Sharing my thesis findings through publishing was an absolute given, informed by the view that a study is not completed until it is shared. Beyond this, having concluded my PhD I both wanted, and was encouraged, to develop further the body of research commenced in my thesis. I moved swiftly from doctoral studies to a part-time post-doctoral fellowship, in which I again examined service user trajectories, work and roles but this time in the context of mental health crisis services. I was grateful for the support I received for this project from the Research Capacity Building Collaboration Wales. I also reflect, now, that our collective efforts to grow a doctorally qualified nursing, midwifery and allied health profession academic workforce have not been matched by equal efforts to enable holders of new PhDs to grow their research programmes into the post-doctoral period. It is deeply frustrating to see the holders of new doctorates devoured by teaching and related activities, their research expertise and aspirations risking extinction barely as soon as they have emerged. Mentorship to develop ongoing research plans, space for dissemination and grant-writing, and strategies for networking are so very important in the immediate post-doctoral period.
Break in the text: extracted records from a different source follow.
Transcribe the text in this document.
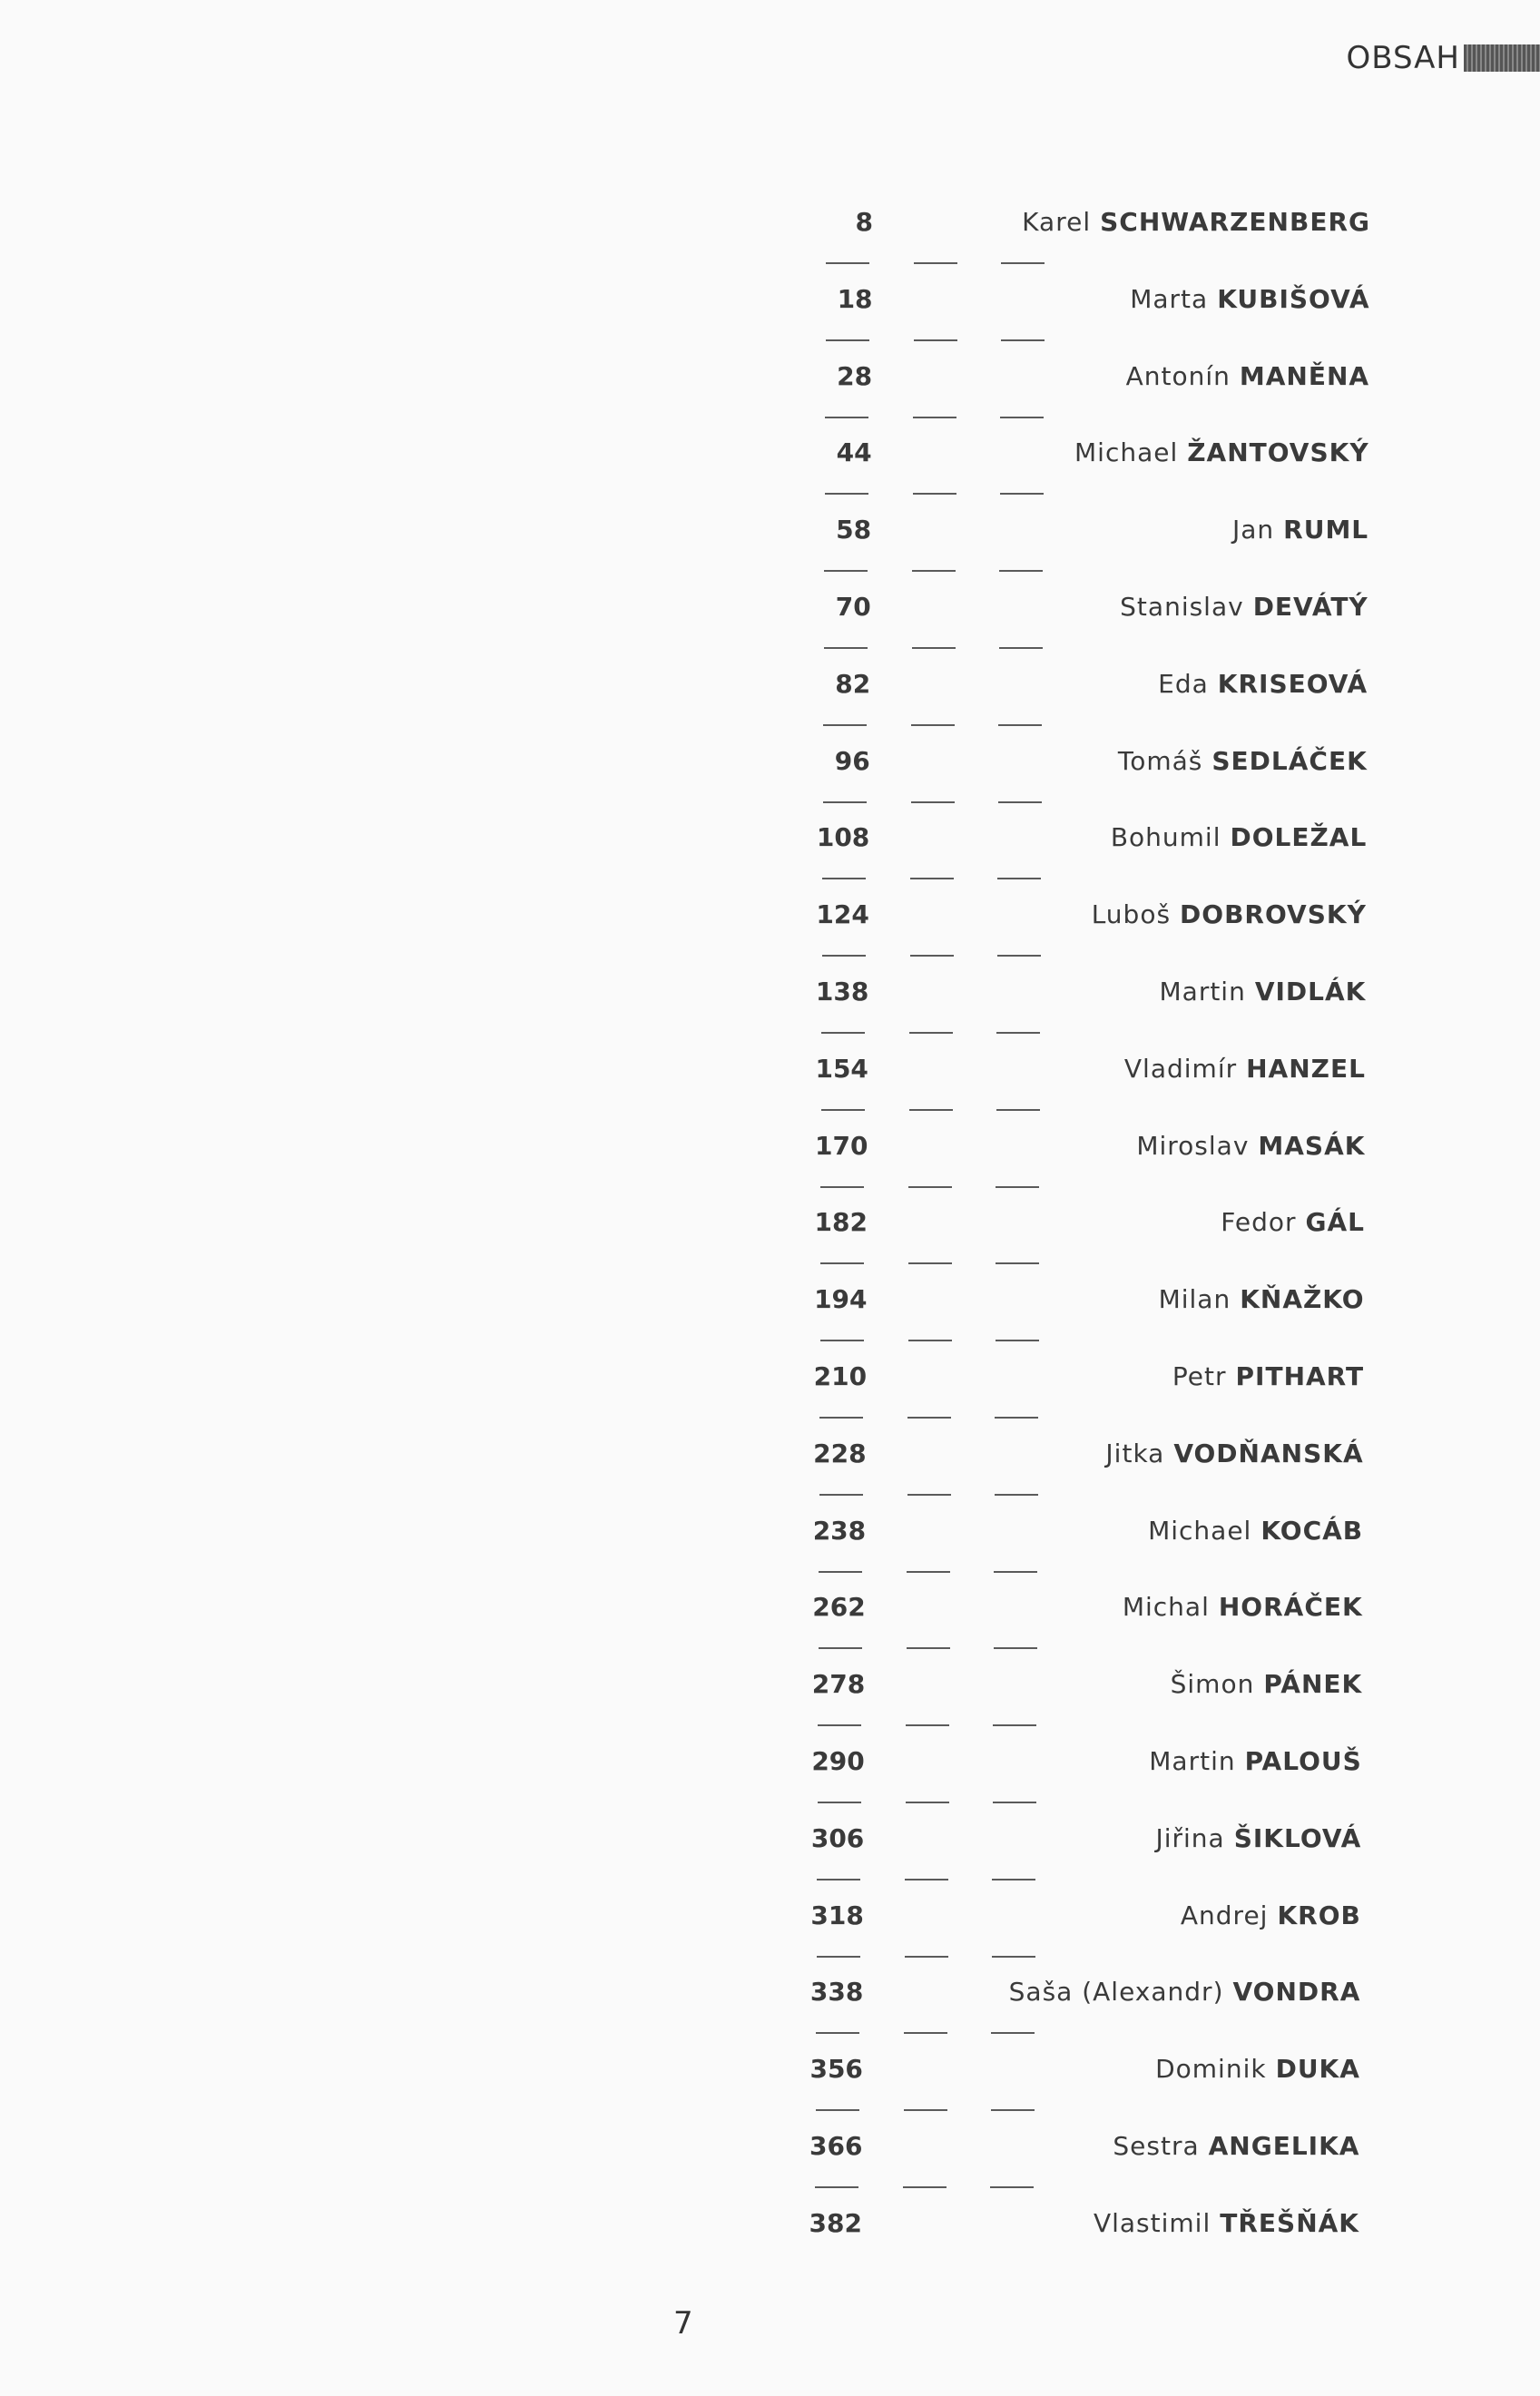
OBSAH
8	Karel SCHWARZENBERG
18	Marta KUBIŠOVÁ
28	Antonín MANĚNA
44	Michael ŽANTOVSKÝ
58	Jan RUML
70	Stanislav DEVÁTÝ
82	Eda KRISEOVÁ
96	Tomáš SEDLÁČEK
108	Bohumil DOLEŽAL
124	Luboš DOBROVSKÝ
138	Martin VIDLÁK
154	Vladimír HANZEL
170	Miroslav MASÁK
182	Fedor GÁL
194	Milan KŇAŽKO
210	Petr PITHART
228	Jitka VODŇANSKÁ
238	Michael KOCÁB
262	Michal HORÁČEK
278	Šimon PÁNEK
290	Martin PALOUŠ
306	Jiřina ŠIKLOVÁ
318	Andrej KROB
338	Saša (Alexandr) VONDRA
356	Dominik DUKA
366	Sestra ANGELIKA
382	Vlastimil TŘEŠŇÁK
7
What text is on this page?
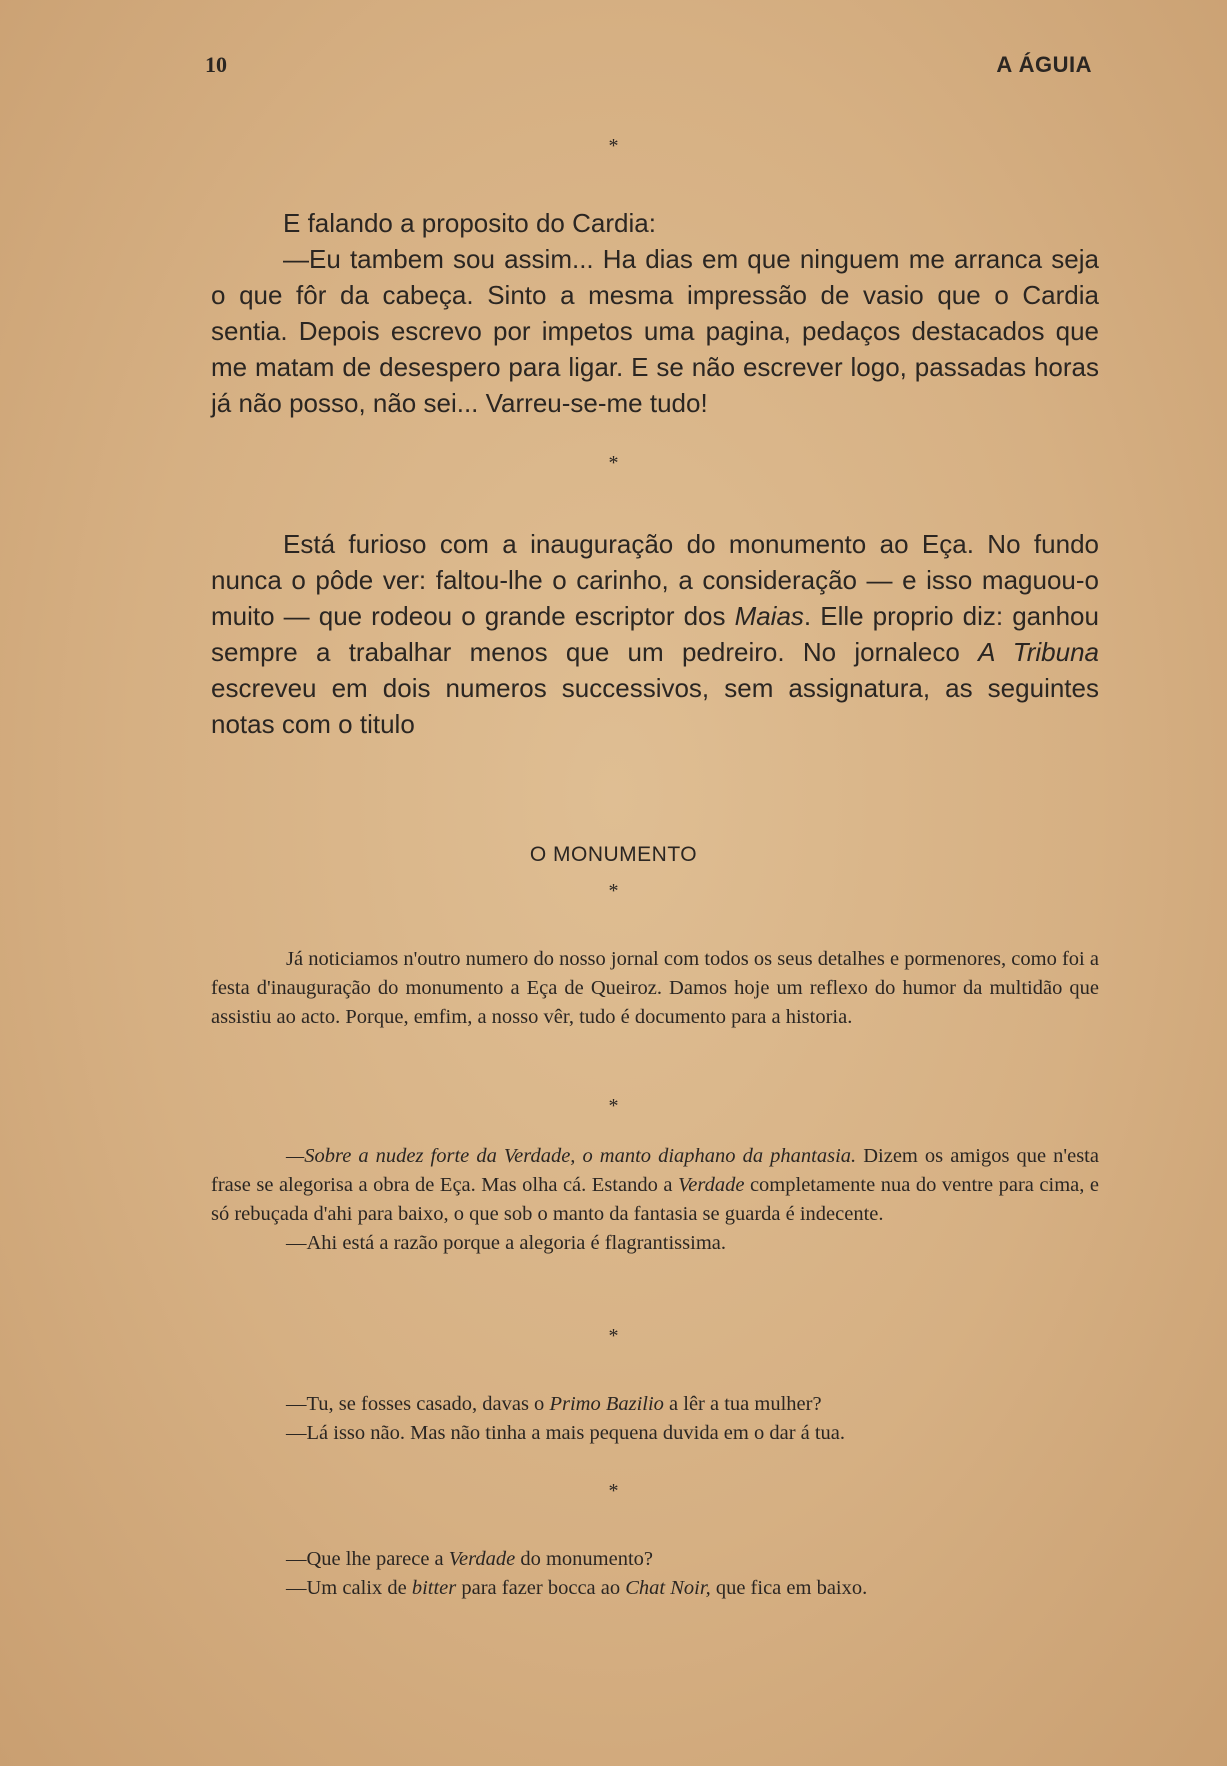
10	A ÁGUIA
*

E falando a proposito do Cardia:

—Eu tambem sou assim... Ha dias em que ninguem me arranca seja o que fôr da cabeça. Sinto a mesma impressão de vasio que o Cardia sentia. Depois escrevo por impetos uma pagina, pedaços destacados que me matam de desespero para ligar. E se não escrever logo, passadas horas já não posso, não sei... Varreu-se-me tudo!

*

Está furioso com a inauguração do monumento ao Eça. No fundo nunca o pôde ver: faltou-lhe o carinho, a consideração — e isso maguou-o muito — que rodeou o grande escriptor dos Maias. Elle proprio diz: ganhou sempre a trabalhar menos que um pedreiro. No jornaleco A Tribuna escreveu em dois numeros successivos, sem assignatura, as seguintes notas com o titulo

O MONUMENTO
*

Já noticiamos n'outro numero do nosso jornal com todos os seus detalhes e pormenores, como foi a festa d'inauguração do monumento a Eça de Queiroz. Damos hoje um reflexo do humor da multidão que assistiu ao acto. Porque, emfim, a nosso vêr, tudo é documento para a historia.

*

—Sobre a nudez forte da Verdade, o manto diaphano da phantasia. Dizem os amigos que n'esta frase se alegorisa a obra de Eça. Mas olha cá. Estando a Verdade completamente nua do ventre para cima, e só rebuçada d'ahi para baixo, o que sob o manto da fantasia se guarda é indecente.

—Ahi está a razão porque a alegoria é flagrantissima.

*

—Tu, se fosses casado, davas o Primo Bazilio a lêr a tua mulher?

—Lá isso não. Mas não tinha a mais pequena duvida em o dar á tua.

*

—Que lhe parece a Verdade do monumento?

—Um calix de bitter para fazer bocca ao Chat Noir, que fica em baixo.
My view is also that institutional and external support for a PhD brings with it the obligation, in time, to become a PhD supervisor. Debra Jackson, Tamara Power and Kim Usher have recently published findings from a study of doctoral supervision within nursing, accurately pointing to the labour involved in this work and the degree to which it needs to be recognised by employers. Without supervision there can be no doctoral study, and without doctoral study no future research leaders.

Finally, my impressions are that, historically, research careers have tended to begin many years after initial registration and periods in practice. I would like to see more encouragement to newly registered nurses to consider research (and a career in academia) as an option, beginning with early registration for PhD study. Quite possibly this takes me back to where I started in this post, which is to observe that, despite many years of talking and trying, we haven’t yet managed to create coherent career pathways for clinical academics in nursing.